では、何がきっかけで彼女は自ら命を絶ったのか。被告側は、自殺の原因は事務所によるパワハラではなく、高校進学を控えていた萌景さんに対する母親の言動にあると反論してきた。
17年4月、萌景さんは、一度は通信制の高校に進学したものの、学習意欲を保てず、全日制高校への再入学を目指した。18年2月、全日制高校の入学試験に晴れて合格。萌景さんの恋人も同じ高校への進学が決まっており、二人で一緒の学校に通うことを楽しみにしていたのだ。
だが、そこにお金という“壁”が立ちはだかるのである。それは、入学金、制服代、教科書代など、すべて足して20万円ばかりの金額であった。裁判で原告側が証拠として提出した、母親と萌景さんとのLINEのやり取りは衝撃的だ。

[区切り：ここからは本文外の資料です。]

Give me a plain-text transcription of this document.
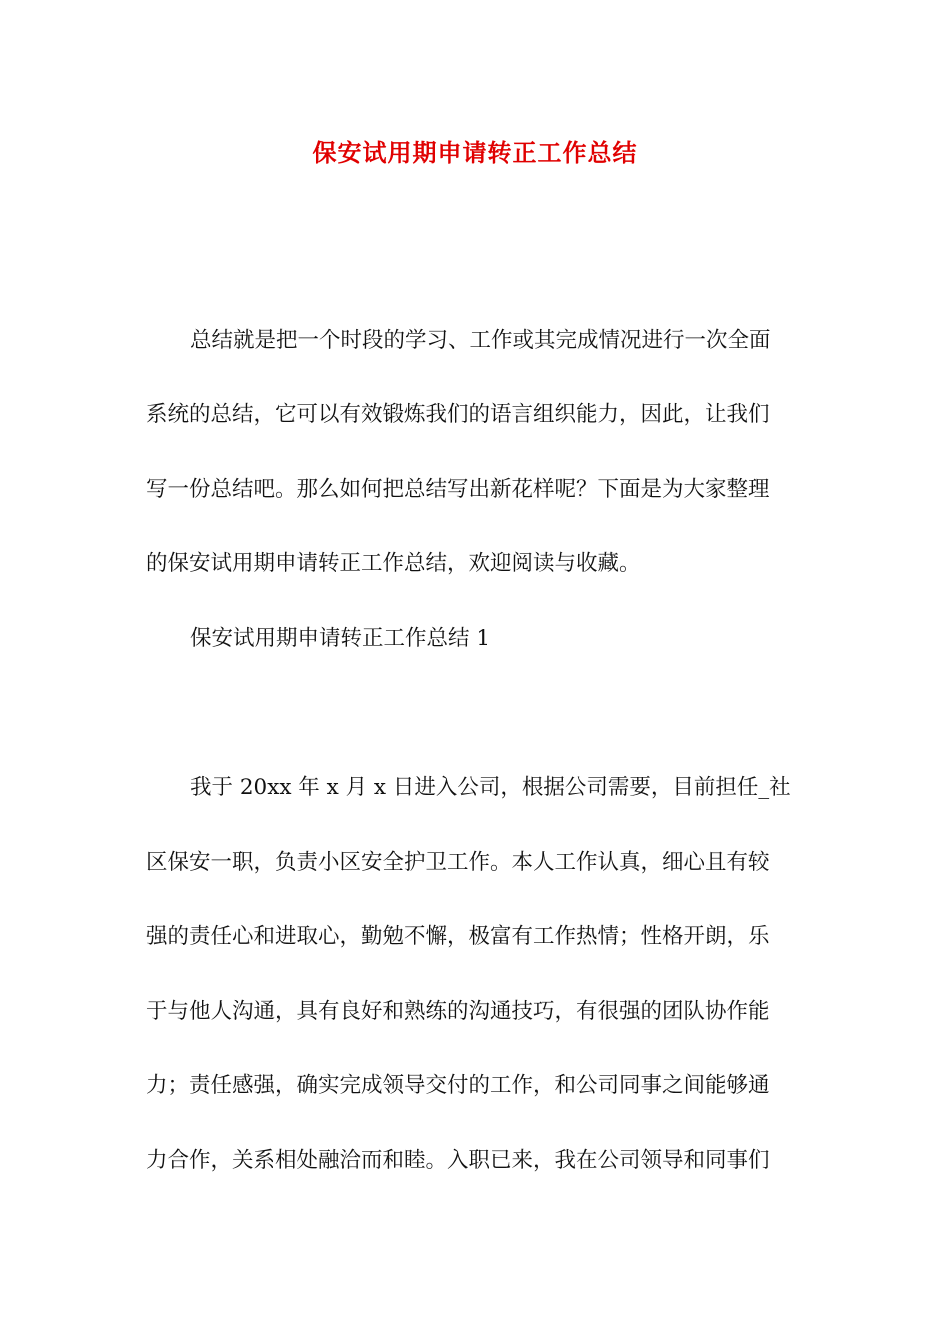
保安试用期申请转正工作总结

总结就是把一个时段的学习、工作或其完成情况进行一次全面

系统的总结，它可以有效锻炼我们的语言组织能力，因此，让我们

写一份总结吧。那么如何把总结写出新花样呢？下面是为大家整理

的保安试用期申请转正工作总结，欢迎阅读与收藏。

保安试用期申请转正工作总结 1

我于 20xx 年 x 月 x 日进入公司，根据公司需要，目前担任_社

区保安一职，负责小区安全护卫工作。本人工作认真，细心且有较

强的责任心和进取心，勤勉不懈，极富有工作热情；性格开朗，乐

于与他人沟通，具有良好和熟练的沟通技巧，有很强的团队协作能

力；责任感强，确实完成领导交付的工作，和公司同事之间能够通

力合作，关系相处融洽而和睦。入职已来，我在公司领导和同事们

入学金3万円の納付期限を二日後に控えた2月21日、萌景さんは母親に、消費者金融の広告画像を送り、こう聞いている。
〈ここで借りれんのかな?〉
母親の答えは、
〈サラ金なんか大変やけん!〉
親が進学費用を用立ててくれなかったため、16歳の少女はここまで追い詰められていたのである。
結局、この3万円はどうしたかというと、事務所が貸すのである。3月1日に、制服代とかばん代として、6万6000円を再び貸し付ける。母親も了解のうえでだ。それでも、教科書の購入費など約12万円が足らず、これも事務所が用立てることになっていた。だが、そこで一悶着が起きた。